The U.S. trade deficit climbed sharply in November, increasing 94.6% to $56.8 billion-the largest jump in nearly 34 years-according to Commerce Department data released Thursday. The surge in the deficit was largely driven by a record increase in imports of capital goods, a trend analysts attribute to ongoing and significant investment in artificial intelligence infrastructure [[1]]. This widening trade gap raises concerns among economists, who suggest it could lead to downward revisions of fourth-quarter GDP estimates.
The U.S. trade deficit surged to $56.8 billion in November, a 94.6% increase from the previous month, according to data released Thursday by the U.S. Department of Commerce.
The jump, the largest in nearly 34 years, was largely driven by a significant increase in imports of capital goods, likely fueled by growing investment in artificial intelligence (AI).
The substantial increase in the trade deficit could prompt economists to revise downward their estimates for fourth-quarter GDP growth, the data indicates.
Overall imports rose 5% in November to $348.9 billion. Goods imports climbed 6.6% to $272.5 billion, with capital goods imports reaching a record high, increasing by $7.4 billion. This surge was driven by strong growth in imports of computers and semiconductors. Imports of computer accessories, however, decreased. A rise in consumer goods imports, particularly pharmaceuticals, also contributed to the overall increase.
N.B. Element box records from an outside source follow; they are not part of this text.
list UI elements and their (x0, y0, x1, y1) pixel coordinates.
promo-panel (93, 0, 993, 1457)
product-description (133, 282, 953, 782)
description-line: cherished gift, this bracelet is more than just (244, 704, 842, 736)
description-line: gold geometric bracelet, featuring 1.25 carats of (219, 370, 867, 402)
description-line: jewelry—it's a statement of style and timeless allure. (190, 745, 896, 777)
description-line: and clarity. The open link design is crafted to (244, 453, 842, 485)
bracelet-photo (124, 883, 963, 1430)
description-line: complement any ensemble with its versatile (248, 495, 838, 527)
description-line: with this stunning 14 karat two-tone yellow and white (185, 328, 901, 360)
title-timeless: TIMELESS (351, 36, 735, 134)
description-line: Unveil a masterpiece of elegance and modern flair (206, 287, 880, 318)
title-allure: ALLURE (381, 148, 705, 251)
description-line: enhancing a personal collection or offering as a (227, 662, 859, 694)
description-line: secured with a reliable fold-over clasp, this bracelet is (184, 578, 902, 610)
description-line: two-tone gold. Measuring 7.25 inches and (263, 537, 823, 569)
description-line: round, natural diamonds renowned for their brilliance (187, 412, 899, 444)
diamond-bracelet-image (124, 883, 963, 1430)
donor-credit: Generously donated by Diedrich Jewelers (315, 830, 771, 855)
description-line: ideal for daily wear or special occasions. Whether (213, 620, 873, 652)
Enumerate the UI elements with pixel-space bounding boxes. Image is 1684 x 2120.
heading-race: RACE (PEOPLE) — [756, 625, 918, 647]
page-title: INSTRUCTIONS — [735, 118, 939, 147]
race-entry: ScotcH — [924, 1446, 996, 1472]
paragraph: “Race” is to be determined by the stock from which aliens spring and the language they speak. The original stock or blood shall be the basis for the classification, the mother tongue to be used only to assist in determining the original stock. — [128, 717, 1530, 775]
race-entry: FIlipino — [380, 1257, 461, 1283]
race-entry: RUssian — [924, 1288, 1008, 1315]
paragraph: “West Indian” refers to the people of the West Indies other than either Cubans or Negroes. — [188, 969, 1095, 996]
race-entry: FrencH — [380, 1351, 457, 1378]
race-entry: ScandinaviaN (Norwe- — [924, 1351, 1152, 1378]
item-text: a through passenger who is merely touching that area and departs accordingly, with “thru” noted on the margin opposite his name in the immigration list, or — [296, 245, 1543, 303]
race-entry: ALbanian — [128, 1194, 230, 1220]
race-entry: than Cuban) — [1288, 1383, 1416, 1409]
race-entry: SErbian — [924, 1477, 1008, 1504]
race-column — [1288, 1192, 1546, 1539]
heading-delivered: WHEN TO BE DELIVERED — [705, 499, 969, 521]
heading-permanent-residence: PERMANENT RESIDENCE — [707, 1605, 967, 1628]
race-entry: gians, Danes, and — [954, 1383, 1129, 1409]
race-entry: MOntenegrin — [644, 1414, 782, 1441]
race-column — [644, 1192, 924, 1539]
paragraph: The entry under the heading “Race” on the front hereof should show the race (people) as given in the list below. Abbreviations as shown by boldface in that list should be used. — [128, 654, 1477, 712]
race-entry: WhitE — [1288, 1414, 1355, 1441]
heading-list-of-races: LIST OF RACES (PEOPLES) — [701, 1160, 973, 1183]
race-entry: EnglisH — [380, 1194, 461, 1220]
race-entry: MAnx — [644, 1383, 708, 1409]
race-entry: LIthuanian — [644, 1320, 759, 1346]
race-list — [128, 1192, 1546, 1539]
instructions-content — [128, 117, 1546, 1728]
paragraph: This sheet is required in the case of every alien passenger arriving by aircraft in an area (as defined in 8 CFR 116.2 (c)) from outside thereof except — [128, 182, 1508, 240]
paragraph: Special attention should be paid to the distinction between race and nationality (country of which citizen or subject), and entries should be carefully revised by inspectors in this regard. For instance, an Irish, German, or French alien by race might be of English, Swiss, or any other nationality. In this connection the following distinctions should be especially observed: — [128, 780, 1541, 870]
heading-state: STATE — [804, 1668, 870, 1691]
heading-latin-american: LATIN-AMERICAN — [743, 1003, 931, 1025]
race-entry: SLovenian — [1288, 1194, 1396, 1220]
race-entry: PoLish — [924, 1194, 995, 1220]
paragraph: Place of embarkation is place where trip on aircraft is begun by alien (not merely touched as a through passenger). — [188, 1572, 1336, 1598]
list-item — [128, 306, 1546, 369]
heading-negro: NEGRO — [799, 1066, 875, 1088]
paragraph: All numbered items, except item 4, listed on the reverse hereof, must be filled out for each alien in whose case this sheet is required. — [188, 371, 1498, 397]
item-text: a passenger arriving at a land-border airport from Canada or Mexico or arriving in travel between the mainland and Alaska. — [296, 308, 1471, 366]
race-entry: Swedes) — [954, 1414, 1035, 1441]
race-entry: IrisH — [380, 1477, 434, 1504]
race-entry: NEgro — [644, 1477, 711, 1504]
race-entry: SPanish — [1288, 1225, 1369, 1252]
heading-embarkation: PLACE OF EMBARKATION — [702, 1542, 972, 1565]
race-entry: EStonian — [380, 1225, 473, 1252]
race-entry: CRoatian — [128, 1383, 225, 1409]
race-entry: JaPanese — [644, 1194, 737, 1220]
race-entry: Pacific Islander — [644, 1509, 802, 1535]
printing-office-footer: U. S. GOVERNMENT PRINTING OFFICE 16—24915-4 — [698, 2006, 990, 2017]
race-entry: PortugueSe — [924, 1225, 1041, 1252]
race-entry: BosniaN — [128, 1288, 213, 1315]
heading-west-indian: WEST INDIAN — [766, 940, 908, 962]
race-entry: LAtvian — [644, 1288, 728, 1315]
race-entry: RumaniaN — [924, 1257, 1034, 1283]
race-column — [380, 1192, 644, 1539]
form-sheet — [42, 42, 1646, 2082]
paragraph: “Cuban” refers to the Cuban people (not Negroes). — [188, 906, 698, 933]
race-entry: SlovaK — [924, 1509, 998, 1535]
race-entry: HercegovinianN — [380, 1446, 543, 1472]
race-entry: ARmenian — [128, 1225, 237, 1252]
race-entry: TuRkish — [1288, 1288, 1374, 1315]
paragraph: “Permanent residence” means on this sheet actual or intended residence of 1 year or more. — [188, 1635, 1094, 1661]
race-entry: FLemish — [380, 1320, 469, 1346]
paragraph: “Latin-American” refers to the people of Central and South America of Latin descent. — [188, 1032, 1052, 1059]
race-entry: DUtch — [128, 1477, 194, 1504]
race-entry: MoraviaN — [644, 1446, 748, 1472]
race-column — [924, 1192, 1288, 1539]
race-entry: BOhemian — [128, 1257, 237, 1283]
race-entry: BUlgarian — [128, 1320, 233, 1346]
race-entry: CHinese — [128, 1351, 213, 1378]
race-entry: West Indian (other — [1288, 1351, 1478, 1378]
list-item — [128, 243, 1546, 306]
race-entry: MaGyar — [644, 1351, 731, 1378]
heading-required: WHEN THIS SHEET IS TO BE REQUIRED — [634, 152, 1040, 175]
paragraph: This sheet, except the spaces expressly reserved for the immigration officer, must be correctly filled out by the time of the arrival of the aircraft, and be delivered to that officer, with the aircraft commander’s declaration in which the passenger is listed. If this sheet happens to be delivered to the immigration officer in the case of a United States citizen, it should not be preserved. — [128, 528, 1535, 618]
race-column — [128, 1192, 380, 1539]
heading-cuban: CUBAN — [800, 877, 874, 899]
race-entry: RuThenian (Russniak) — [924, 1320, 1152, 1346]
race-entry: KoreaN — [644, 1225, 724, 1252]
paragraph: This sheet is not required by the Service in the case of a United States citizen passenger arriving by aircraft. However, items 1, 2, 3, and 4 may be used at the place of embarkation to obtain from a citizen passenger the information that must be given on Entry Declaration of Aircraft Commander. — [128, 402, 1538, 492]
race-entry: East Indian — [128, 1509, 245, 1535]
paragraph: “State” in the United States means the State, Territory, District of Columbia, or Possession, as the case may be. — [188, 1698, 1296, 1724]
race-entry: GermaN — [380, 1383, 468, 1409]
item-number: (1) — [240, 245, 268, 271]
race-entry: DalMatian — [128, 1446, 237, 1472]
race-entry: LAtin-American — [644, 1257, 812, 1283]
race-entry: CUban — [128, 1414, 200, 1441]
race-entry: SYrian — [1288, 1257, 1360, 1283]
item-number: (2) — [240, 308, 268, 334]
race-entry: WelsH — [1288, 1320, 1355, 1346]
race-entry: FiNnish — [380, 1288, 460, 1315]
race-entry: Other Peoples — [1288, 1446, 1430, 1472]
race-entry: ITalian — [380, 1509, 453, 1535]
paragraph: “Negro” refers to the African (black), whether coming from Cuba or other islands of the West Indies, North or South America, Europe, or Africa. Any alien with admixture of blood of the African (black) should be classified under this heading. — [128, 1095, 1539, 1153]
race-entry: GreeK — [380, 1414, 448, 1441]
The growing demand for advanced computing power reflects the ongoing investment in AI infrastructure and development across various industries.
Exports, on the other hand, fell 3.6% to $292.1 billion in November. Exports of goods dropped 5.6% to $185.6 billion, primarily due to lower exports of industrial supplies and materials, non-monetary gold, other precious metals, and petroleum. Exports of consumer goods also declined.
Since the beginning of the year, the trade deficit in goods and services has increased by 4.1% year-over-year to $32.9 billion. Exports have risen 6.3% to $185.7 billion, while imports have increased 5.8% to $218.6 billion.
The November deterioration in the trade deficit could temper expectations that trade will significantly boost GDP in the fourth quarter, following positive contributions in the second and third quarters.